I've gotten up to 2sin^2(theta)+sin(theta)+1=0 but cann't figure out how to factor :/

2. Babynini

(2sin(theta) ? ___)(sin(theta) ? ____)

3. freckles

testing what you said for my ownself: $2(1-\sin^2(\theta))+\sin(\theta)-1=0 \\ \text{ by pythagorean identitiy; also subtract 1 on both sides } \\ 2-2\sin^2(\theta)+\sin(\theta)-1=0 \\ \text{ by distribute property } \\ -2\sin^2(\theta)+\sin(\theta)+1=0 \text{ combining like terms }$ Think you left a sign off on the first term here. I'm also going to multiply -1 on both sides: $2 \sin^2(\theta)-\sin(\theta)-1=0$

4. Babynini

ah yeah I didn't notice the 2sin^2theta was negative.

5. freckles

anyways if you are doing trial factors you don't have a lot of trials here since -1 is 1(-1) or -1(1)

6. Babynini

wait so now what do i do for factoring =.=

7. freckles

if you don't like factoring much you could use the quadratic formula

8. Babynini

(2sin(theta) - 1)(sin(theta)+1) = 0 ?

9. Babynini

I think factoring is usually nicer xD

10. Babynini

dangit. that wouldn't give us the right answer.

11. freckles

well if you want to do factoring if you multiply that out the middle term will be 2sin(theta)-sin(theta which will not be -sin(theta)

12. freckles

so which where the -1 and 1 are

13. Babynini

right.

14. freckles

switch *

15. Babynini

huh? wouldn't that give the same answer?

16. freckles

$2 \sin^2(\theta)-\sin(\theta)-1=0 \\ (2 \sin(\theta)+1)(\sin(\theta)-1)=0$

17. Babynini

which would be 2sin^2(theta)-2sin(theta)+sin(theta)-1=0 which is what we want yeah?

18. freckles

yep

19. Babynini

I was confused about -2sin(theta) - sin(theta) = -sin(theta) but now I see hah

20. freckles

no no -2sin(theta)+sin(theta)=-sin(theta)

21. freckles

oh did you mean to write that

22. Babynini

Shiz yeah, sorry.

23. Babynini

Finals week man.
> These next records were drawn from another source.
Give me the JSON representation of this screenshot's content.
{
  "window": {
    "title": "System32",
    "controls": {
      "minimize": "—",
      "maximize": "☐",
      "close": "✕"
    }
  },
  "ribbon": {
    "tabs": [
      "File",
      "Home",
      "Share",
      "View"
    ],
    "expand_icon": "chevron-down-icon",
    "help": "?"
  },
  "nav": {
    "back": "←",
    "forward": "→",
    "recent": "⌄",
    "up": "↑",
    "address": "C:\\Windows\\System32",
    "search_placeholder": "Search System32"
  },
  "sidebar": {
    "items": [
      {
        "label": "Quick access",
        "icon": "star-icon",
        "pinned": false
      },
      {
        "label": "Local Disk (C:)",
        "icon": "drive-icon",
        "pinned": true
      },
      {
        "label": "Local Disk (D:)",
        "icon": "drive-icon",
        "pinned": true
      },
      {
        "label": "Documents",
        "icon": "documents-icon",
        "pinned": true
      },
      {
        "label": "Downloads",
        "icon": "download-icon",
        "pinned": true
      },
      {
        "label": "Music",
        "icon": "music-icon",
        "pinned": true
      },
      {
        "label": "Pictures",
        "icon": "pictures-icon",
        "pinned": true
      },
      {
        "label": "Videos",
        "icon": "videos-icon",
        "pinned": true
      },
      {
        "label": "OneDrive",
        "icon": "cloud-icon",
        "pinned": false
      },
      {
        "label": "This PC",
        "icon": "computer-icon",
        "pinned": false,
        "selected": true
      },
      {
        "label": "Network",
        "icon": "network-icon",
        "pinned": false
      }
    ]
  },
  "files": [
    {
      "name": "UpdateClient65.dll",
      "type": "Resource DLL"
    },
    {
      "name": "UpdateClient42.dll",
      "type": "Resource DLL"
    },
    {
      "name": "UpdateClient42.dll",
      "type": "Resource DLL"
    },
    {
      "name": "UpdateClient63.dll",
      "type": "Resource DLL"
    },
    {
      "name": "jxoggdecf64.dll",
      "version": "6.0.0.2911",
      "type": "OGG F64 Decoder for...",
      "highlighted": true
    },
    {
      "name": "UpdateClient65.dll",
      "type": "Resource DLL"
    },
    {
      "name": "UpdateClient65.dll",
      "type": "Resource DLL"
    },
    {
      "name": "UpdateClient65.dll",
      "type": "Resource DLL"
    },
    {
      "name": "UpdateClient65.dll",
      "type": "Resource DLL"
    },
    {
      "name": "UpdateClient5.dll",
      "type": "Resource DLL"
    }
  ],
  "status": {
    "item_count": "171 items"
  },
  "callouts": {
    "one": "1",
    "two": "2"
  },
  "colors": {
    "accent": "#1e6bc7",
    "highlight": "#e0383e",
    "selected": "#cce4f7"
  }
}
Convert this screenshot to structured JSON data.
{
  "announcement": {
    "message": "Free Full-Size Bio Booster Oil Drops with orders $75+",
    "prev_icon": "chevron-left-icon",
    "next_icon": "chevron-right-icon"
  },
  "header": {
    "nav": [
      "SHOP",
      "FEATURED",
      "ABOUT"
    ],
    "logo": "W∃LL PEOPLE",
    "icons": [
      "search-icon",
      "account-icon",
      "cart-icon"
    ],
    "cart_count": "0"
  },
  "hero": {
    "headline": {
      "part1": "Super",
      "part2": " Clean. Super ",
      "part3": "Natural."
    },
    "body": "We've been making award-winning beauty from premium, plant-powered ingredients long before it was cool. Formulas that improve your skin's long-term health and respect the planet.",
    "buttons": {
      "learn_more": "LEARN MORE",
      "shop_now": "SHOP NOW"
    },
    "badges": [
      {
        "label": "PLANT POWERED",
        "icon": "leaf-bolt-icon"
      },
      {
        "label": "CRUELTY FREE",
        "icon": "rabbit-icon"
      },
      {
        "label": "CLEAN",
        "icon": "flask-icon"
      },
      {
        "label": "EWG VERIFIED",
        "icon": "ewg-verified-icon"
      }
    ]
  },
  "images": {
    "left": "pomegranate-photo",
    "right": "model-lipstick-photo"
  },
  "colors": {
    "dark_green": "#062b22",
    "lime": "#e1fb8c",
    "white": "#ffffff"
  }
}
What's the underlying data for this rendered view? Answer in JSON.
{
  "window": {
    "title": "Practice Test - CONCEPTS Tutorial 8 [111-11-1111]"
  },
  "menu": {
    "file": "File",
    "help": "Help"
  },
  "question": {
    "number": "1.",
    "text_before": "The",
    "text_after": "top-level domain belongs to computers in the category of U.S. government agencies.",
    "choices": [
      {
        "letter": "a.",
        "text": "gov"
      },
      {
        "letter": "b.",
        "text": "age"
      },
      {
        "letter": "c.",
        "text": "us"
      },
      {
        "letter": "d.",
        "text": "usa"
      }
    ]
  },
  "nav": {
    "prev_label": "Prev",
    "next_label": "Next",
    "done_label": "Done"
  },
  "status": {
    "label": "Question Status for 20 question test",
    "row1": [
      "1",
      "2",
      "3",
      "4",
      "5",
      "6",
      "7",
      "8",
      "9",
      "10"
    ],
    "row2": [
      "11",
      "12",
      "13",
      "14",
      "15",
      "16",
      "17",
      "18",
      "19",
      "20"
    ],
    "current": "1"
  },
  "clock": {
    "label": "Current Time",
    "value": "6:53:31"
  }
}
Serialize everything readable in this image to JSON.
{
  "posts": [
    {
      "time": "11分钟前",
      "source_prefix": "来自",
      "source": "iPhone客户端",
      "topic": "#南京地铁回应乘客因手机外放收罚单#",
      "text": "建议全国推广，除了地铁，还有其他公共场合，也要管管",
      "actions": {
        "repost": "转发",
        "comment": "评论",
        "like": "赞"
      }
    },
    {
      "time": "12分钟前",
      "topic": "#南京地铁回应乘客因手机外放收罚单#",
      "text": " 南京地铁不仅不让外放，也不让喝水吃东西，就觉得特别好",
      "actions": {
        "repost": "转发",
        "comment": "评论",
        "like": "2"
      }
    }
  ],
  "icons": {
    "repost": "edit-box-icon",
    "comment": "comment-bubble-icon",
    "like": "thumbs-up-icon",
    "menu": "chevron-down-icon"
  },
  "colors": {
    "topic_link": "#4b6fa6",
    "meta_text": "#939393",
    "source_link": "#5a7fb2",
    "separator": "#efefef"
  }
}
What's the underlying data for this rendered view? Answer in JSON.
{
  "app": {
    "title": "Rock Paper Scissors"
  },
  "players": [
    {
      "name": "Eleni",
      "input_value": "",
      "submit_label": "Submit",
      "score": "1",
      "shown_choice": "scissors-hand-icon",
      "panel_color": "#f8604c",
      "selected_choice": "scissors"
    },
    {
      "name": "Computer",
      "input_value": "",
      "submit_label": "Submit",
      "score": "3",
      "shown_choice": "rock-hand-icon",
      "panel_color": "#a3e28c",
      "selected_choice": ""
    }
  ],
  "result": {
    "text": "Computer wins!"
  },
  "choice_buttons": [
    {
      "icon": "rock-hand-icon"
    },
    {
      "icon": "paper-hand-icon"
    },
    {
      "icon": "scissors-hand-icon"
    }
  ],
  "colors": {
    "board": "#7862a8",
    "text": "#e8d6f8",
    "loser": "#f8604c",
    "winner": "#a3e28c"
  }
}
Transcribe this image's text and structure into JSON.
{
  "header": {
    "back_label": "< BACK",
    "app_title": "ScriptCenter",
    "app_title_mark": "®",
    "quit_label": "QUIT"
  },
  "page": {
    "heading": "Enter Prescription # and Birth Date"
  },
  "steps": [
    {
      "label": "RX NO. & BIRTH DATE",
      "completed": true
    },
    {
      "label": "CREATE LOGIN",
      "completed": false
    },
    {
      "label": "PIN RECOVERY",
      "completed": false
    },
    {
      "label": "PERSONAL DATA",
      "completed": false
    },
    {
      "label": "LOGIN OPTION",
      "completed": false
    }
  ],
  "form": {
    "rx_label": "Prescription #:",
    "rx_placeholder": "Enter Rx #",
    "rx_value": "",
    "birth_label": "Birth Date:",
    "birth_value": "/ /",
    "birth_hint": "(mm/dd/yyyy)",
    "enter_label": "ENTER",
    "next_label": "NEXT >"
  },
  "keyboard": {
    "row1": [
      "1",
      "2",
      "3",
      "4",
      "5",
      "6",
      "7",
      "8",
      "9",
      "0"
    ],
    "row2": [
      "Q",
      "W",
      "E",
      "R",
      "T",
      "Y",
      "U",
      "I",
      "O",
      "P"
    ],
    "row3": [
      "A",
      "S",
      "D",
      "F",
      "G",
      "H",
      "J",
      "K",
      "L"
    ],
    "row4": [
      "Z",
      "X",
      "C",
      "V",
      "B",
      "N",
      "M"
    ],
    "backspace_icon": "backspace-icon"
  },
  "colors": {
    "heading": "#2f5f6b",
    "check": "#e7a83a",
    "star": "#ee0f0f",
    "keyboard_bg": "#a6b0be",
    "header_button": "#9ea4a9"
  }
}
Killing me.

24. Babynini

K so now we have sin(theta)=1/2 and sin(theta)=1

25. freckles

almost

26. Babynini

-1/2?

27. freckles

$2 \sin^2(\theta)-\sin(\theta)-1=0 \\ (2 \sin(\theta)+1)(\sin(\theta)-1)=0 \\ \sin(\theta)=\frac{-1}{2} \text{ or } \sin(\theta)=1$ last equation right just a sign off on the first

28. Babynini

K and sin = -1/2 at 5pi/6 and 7pi/6 ....right

29. freckles

can I ask if you want me to check your answers can you give me the intervals in which you want to solve them

30. Babynini

hm? it just says solve the given equation. No interval.

31. freckles

probably looking for all solutions then

32. Babynini

so perhaps 5pi/6, 7pi/6, pi/2

33. freckles

ok but sin(5pi/6)=1/2 not -1/2

34. Babynini

crap. 11pi/6

35. freckles

sin(7pi/6)=-1/2 so 7pi/6 is a solution sin(11pi/6)=-1/2 so 11pi/6 is a solution yep yep

36. freckles

and yes sin(pi/2)=1 so pi/2 is a solution to the equation sin(u)=1

37. freckles

but

38. freckles

if they want all the solutions and since we are working with sin and cos just +2pi*n and say where n is an integer

39. freckles

$\theta=\frac{7\pi}{6}+2 \pi n \\ \theta=\frac{11\pi}{6}+2 \pi n \\ \theta=\frac{\pi}{2}+2 \pi n \\ \text{ where } n \text{ is integer }$

40. Babynini

Ah ok. I remember this :)